The Hawai’i Commitments, a summation of the motions and other issues raised at the Congress, recognize that the involvement of organized crime networks in the illegal ivory market “pose a threat to national and international security as well as to social and economic development.”
Peace parks also received some attention in Hawai’i. IUCN’s World Commission on Protected Areas was able to pass a motion supporting transboundary conservation efforts. “The text of that motion does a good job of highlighting some of the environmental peacebuilding components that go into transboundary conservation and asserts that there should be greater support for those types of initiatives – and that the IUCN itself, as a global institution, should be one of the leaders pushing that,” Walters said.
In addition, the World Commission on Protected Areas highlighted a report from the Transboundary Conservation Specialist Group for its contributions to the global environmental peacebuilding discussion. Updates to the IUCN Green List, a catalogue of all protected and conserved areas, were also available at the Congress.

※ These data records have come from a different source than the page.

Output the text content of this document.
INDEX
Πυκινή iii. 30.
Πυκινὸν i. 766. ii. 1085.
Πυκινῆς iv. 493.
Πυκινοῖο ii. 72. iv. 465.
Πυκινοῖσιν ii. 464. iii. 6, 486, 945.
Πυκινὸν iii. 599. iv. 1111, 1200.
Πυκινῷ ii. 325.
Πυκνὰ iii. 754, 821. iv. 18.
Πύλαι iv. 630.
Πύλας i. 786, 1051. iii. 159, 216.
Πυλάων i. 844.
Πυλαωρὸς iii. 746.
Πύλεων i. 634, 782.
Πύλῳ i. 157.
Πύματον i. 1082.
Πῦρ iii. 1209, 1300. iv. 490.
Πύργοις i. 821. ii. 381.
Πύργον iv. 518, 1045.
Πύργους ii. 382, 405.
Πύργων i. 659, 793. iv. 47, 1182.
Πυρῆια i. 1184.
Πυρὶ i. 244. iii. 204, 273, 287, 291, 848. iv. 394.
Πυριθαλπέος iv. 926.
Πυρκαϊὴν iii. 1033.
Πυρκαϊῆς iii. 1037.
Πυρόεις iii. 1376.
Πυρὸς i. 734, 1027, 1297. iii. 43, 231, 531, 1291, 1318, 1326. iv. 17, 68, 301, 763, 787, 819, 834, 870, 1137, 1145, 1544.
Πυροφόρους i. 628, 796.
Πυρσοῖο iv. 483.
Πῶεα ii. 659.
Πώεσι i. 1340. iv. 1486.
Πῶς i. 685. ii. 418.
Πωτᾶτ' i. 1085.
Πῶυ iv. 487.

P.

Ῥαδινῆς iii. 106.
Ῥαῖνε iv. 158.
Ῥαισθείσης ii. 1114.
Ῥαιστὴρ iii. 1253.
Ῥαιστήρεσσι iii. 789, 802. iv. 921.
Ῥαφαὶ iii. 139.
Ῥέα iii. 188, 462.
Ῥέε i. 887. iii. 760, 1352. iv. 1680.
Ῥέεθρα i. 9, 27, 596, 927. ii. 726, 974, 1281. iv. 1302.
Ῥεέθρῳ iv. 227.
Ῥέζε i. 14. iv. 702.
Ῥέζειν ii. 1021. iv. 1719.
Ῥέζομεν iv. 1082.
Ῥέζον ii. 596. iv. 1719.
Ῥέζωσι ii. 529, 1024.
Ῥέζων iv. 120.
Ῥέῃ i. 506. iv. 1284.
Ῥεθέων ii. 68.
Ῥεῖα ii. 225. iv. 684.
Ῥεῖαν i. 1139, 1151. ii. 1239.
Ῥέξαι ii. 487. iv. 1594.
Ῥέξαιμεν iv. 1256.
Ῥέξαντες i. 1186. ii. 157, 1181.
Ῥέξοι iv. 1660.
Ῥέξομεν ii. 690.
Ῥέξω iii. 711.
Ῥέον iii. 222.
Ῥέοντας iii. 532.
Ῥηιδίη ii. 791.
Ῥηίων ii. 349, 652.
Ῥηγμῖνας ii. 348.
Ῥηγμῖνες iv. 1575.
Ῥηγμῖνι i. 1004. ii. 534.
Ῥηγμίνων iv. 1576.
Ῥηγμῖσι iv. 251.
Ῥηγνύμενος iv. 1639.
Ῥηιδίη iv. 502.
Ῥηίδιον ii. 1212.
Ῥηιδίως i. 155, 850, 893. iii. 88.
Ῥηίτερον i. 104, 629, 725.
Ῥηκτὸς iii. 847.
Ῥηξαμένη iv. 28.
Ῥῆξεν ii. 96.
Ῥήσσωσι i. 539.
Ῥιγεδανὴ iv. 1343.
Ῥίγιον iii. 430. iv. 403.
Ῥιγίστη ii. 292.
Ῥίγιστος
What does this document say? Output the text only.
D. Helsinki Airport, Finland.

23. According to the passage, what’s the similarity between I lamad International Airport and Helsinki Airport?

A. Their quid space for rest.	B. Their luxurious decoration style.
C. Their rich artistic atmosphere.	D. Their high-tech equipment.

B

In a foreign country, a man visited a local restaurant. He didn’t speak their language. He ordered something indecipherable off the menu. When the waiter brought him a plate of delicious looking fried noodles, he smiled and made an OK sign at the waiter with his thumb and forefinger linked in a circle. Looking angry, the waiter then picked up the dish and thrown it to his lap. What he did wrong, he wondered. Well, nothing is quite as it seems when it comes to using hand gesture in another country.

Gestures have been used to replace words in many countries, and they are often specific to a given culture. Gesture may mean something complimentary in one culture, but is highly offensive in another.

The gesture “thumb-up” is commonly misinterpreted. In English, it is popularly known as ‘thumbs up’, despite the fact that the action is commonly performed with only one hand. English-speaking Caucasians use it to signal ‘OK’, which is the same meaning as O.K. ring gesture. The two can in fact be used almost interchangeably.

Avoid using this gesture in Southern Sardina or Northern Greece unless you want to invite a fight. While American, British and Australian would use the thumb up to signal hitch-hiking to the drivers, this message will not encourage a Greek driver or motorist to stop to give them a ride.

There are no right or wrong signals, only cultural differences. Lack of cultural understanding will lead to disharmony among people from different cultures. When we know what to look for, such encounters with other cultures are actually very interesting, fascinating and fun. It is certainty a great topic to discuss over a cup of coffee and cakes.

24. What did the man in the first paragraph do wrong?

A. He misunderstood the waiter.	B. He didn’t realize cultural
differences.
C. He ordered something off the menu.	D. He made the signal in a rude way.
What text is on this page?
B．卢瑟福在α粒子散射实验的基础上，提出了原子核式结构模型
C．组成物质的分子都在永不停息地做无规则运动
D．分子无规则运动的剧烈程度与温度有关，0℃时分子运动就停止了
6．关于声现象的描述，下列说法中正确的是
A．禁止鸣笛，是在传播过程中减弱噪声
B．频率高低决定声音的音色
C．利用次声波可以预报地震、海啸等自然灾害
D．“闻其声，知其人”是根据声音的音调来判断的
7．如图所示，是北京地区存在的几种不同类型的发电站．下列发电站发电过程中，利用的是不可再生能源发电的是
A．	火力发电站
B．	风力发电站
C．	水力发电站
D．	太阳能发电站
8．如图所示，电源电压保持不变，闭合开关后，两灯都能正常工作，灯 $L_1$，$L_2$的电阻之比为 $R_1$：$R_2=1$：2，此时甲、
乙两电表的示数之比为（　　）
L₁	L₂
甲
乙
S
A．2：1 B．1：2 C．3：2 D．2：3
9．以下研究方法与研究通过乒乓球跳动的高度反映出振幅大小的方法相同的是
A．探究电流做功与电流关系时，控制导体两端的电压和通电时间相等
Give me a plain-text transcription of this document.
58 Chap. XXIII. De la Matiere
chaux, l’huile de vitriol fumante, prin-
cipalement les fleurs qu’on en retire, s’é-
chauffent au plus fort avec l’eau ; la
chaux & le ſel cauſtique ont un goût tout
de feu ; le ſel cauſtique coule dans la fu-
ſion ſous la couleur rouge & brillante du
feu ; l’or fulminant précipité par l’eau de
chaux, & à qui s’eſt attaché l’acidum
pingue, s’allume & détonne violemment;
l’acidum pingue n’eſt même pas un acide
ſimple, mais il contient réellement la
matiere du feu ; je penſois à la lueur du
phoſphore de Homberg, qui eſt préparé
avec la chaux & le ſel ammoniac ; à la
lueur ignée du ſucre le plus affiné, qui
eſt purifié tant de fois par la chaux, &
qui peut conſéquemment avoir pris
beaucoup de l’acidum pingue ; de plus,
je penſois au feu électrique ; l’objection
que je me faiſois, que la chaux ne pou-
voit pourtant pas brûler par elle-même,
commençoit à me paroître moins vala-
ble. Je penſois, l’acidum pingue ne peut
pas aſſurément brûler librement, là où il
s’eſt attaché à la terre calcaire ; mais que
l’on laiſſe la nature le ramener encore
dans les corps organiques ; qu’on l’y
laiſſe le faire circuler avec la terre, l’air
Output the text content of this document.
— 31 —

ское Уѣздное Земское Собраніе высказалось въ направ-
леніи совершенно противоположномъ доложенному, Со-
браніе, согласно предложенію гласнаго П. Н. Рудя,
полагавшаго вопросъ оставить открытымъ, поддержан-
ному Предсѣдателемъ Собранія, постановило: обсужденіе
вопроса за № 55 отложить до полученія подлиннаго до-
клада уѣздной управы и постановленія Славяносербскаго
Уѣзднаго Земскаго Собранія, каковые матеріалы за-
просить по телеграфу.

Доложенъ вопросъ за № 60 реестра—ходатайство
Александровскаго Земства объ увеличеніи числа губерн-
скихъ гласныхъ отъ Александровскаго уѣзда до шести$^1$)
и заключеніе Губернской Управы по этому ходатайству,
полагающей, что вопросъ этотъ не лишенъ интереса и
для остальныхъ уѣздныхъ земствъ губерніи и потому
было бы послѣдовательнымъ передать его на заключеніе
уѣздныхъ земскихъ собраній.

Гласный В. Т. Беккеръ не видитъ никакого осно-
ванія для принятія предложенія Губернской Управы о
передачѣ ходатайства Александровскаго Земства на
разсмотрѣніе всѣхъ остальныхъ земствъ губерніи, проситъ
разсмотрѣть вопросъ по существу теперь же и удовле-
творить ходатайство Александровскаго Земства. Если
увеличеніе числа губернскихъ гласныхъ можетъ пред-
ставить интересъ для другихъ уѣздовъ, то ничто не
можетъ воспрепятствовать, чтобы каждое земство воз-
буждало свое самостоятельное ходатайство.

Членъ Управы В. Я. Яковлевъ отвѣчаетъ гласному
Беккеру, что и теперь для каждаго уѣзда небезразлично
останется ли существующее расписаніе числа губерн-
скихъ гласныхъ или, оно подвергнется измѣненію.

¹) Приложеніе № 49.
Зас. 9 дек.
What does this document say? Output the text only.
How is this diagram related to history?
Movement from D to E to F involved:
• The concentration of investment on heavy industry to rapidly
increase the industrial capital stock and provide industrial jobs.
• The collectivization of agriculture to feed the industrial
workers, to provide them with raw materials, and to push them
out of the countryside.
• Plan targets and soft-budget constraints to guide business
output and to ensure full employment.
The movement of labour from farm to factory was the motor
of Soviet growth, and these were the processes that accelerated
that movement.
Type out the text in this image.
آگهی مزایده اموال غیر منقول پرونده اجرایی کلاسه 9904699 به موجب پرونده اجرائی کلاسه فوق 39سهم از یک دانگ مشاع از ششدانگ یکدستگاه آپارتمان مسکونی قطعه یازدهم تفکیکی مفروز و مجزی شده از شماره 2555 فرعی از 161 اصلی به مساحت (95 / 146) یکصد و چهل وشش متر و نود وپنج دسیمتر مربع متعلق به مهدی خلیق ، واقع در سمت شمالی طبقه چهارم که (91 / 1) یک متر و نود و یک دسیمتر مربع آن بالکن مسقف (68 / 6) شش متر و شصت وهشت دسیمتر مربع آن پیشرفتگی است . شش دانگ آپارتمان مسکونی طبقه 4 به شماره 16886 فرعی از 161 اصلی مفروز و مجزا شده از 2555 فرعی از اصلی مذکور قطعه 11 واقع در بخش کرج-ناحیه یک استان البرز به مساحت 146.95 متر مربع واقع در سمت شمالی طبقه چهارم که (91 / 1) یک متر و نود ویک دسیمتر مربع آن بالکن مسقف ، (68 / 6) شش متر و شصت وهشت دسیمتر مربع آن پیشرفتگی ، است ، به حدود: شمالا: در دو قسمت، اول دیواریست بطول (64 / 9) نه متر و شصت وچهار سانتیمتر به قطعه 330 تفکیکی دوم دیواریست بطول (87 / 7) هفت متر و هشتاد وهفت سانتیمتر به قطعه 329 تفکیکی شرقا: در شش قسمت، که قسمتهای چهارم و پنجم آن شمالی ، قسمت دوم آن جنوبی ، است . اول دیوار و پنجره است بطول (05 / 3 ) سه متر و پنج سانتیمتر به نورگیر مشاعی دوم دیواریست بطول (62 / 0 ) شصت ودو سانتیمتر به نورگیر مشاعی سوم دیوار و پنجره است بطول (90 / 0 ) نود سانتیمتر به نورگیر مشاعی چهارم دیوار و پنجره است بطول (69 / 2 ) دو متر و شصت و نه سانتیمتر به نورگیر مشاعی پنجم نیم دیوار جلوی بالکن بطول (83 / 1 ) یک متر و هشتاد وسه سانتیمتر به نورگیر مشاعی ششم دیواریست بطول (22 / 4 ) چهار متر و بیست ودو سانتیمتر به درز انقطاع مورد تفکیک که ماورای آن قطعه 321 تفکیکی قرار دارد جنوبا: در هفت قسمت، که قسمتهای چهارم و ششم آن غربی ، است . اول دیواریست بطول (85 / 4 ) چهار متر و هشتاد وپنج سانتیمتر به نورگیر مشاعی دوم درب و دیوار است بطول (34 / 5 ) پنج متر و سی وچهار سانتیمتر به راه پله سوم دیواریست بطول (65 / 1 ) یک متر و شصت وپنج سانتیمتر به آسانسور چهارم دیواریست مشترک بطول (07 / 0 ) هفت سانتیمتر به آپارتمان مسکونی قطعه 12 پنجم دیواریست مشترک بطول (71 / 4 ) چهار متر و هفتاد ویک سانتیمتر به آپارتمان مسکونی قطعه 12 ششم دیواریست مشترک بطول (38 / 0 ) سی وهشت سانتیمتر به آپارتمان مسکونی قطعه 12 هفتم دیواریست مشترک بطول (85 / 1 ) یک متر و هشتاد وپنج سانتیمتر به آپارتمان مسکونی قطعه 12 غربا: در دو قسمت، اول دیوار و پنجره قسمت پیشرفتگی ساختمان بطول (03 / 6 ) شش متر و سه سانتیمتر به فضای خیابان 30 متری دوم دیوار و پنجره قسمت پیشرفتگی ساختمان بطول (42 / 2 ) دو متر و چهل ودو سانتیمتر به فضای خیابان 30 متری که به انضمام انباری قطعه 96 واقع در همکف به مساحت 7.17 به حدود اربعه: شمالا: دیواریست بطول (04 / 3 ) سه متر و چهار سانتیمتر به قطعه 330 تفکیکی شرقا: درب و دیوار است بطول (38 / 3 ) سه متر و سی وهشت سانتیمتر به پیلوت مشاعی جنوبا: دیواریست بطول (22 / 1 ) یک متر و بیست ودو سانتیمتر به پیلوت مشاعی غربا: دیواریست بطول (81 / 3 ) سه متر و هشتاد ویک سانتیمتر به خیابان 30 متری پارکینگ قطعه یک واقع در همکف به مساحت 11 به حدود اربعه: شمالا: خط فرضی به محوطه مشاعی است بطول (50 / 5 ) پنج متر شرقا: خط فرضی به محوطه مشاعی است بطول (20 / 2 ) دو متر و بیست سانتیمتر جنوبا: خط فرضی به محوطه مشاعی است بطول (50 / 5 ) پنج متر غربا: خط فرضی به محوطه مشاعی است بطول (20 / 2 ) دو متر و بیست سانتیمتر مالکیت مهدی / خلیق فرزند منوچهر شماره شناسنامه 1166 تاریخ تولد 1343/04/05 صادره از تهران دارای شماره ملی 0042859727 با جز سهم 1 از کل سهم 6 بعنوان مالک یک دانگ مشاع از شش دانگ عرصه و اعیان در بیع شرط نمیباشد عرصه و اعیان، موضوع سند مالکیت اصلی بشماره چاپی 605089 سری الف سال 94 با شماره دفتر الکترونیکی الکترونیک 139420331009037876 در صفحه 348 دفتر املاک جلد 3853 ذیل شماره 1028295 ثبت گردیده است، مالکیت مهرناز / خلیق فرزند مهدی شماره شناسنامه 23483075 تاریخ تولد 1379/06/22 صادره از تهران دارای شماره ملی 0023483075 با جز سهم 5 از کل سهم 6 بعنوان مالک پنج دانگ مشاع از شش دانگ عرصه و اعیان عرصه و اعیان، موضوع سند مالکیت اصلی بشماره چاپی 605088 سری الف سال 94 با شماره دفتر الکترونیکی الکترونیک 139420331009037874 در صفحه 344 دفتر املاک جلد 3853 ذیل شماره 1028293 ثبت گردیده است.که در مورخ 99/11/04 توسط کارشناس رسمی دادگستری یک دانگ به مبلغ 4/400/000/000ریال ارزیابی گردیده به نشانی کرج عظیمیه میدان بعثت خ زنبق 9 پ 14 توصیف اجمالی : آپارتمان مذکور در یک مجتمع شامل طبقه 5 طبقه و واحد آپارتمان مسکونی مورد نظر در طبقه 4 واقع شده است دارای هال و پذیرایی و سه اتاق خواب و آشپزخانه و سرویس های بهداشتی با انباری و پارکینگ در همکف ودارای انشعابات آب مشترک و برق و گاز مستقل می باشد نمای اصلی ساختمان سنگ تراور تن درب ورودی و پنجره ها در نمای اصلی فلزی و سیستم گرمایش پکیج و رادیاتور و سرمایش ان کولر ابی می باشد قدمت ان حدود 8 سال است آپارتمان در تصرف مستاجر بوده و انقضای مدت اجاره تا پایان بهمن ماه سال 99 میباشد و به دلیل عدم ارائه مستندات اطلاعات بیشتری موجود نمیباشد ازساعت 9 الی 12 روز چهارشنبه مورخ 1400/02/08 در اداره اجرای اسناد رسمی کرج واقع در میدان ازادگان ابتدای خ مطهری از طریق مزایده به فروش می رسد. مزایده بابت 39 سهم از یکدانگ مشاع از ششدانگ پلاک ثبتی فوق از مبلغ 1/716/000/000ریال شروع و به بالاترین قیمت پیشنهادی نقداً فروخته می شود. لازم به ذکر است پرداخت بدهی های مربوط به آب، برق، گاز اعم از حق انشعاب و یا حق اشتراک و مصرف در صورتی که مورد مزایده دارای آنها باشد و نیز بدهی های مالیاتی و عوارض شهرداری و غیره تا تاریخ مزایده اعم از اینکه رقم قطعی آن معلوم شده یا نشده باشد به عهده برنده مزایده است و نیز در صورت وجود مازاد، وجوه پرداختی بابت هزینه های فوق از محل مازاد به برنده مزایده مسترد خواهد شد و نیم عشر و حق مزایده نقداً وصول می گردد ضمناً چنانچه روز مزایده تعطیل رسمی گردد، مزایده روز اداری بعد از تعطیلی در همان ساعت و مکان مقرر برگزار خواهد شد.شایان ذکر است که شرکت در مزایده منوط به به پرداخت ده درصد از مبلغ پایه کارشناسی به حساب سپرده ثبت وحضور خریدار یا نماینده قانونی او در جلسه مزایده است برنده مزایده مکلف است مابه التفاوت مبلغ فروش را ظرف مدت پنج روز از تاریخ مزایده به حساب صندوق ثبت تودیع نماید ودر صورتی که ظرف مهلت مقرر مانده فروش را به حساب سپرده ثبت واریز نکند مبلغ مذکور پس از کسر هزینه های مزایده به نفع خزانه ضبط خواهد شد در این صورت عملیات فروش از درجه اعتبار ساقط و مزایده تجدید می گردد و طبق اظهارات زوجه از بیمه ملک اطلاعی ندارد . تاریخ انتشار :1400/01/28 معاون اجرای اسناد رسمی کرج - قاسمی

There is still a balance to be struck in aligning member interests with the overarching IUCN commitment to conservation. But the opportunity to expand environmental peacebuilding concepts to a wider audience has contributed both short-term and long-term momentum in growing the international environmental peacebuilding community, said Bruch.
“We had a lot of people signing up for the environmental peacebuilding community in practice,” Bruch said. “Even beyond the use of the term ‘environmental peacebuilding,’ there was a lot of interest.”
The commitment from IUCN members to encourage environmental peacebuilding in Colombia, address wildlife trafficking, and support peace parks accelerates the dialogue on environment and security connections in this important conservation forum.